I got the inspiration of this post from the DynamicsMinds session “Log It Like It’s Hot : Smarter Change Tracking in D365FO by Johan Persson and André Arnaud de Calavon.

When discussing security in Dynamics 365, most conversations quickly end up around roles, duties, privileges, segregation of duties, and access levels. All important topics. But there is one standard feature that often gets far too little attention: Electronic signatures.

And honestly, this feature is much more powerful than many customers realize.

The interesting part is not only that a user must re-authenticate before changing something sensitive. The real value is the traceability and accountability it introduces into the ERP process itself.
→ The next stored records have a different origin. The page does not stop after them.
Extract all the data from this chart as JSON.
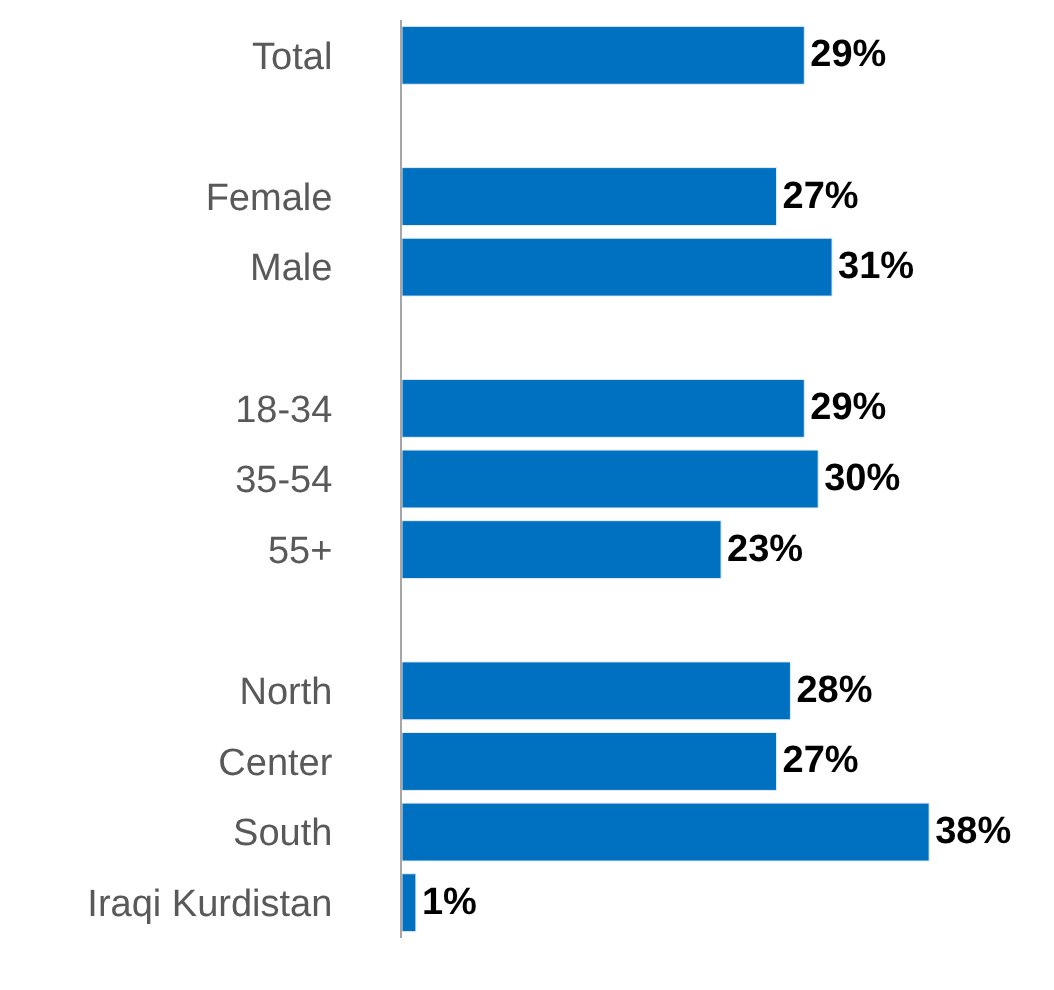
{
  "chart_data": {
    "type": "bar",
    "orientation": "horizontal",
    "categories": [
      "Total",
      null,
      "Female",
      "Male",
      null,
      "18-34",
      "35-54",
      "55+",
      null,
      "North",
      "Center",
      "South",
      "Iraqi Kurdistan"
    ],
    "values": [
      29,
      null,
      27,
      31,
      null,
      29,
      30,
      23,
      null,
      28,
      27,
      38,
      1
    ],
    "value_labels": [
      "29%",
      null,
      "27%",
      "31%",
      null,
      "29%",
      "30%",
      "23%",
      null,
      "28%",
      "27%",
      "38%",
      "1%"
    ],
    "color": "#0070c0",
    "xlim": [
      0,
      47
    ],
    "tick_labels": "y"
  }
}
In many implementations I still see critical parameters protected only by “hope and permissions”. Someone with admin rights changes a setup, pricing parameter, bank account, posting profile, or inventory configuration — and days later everyone starts asking the classic ERP question:

“Who changed this, and why ?”

Electronic signatures changes that conversation completely.

Instead of only relying on security roles, Dynamics 365 can require a deliberate approval step before specific records or fields are modified. The user must actively sign the operation, provide credentials, optionally provide comments, and the system stores the operation together with the reason and context.

And this is where it becomes really interesting.

Dynamics 365 does not only log that “something happened”. It can log:

• Who made the change
• When the change happened
• Which specific record was changed
• Previous value
• New value
• Reason code
• Comment from the signer

That is a completely different level of operational governance. You find the Electronic signature solution here:

Here you can setup signature requirements, by just specifying the table and even the specific field:

There are also the feature that a reason code and comment must be added before you are allowed to change the record. So If I try to change a parameter I get the following “pop-up”, where I have to set reason code and add a comment.

I will also be asked to specify a password for the change. A record is also stored in the database log so I can see and track the change, and the reason why the value did change.

In practice, this creates a much stronger control mechanism around sensitive business processes than simply hiding forms behind security roles. Roles only control access. Electronic signatures create accountability.

I especially like this feature for:

• Vendor bank account changes
• Critical parameter modifications
• Quality management approvals
• Regulatory processes
• Financial approval scenarios
• Sensitive master data

And the beautiful part is that much of this is standard functionality.

Another thing many people forget is that electronic signatures can be configured directly against specific tables and fields in the database. This means you are not limited only to predefined Microsoft processes. You can secure exactly the data elements that matter most to your business.

For regulated industries this is obviously valuable. But honestly, even companies without strict compliance requirements should evaluate it. Modern ERP governance is not only about preventing access. It is about understanding exactly what changed inside the system and why.

Because in reality, the biggest ERP risks are often not hackers.

It is Karen from accounting changing a parameter Friday afternoon before going home, or the automatic AI/MCP tool trying to make things “perfect”. Let’s take back accountability.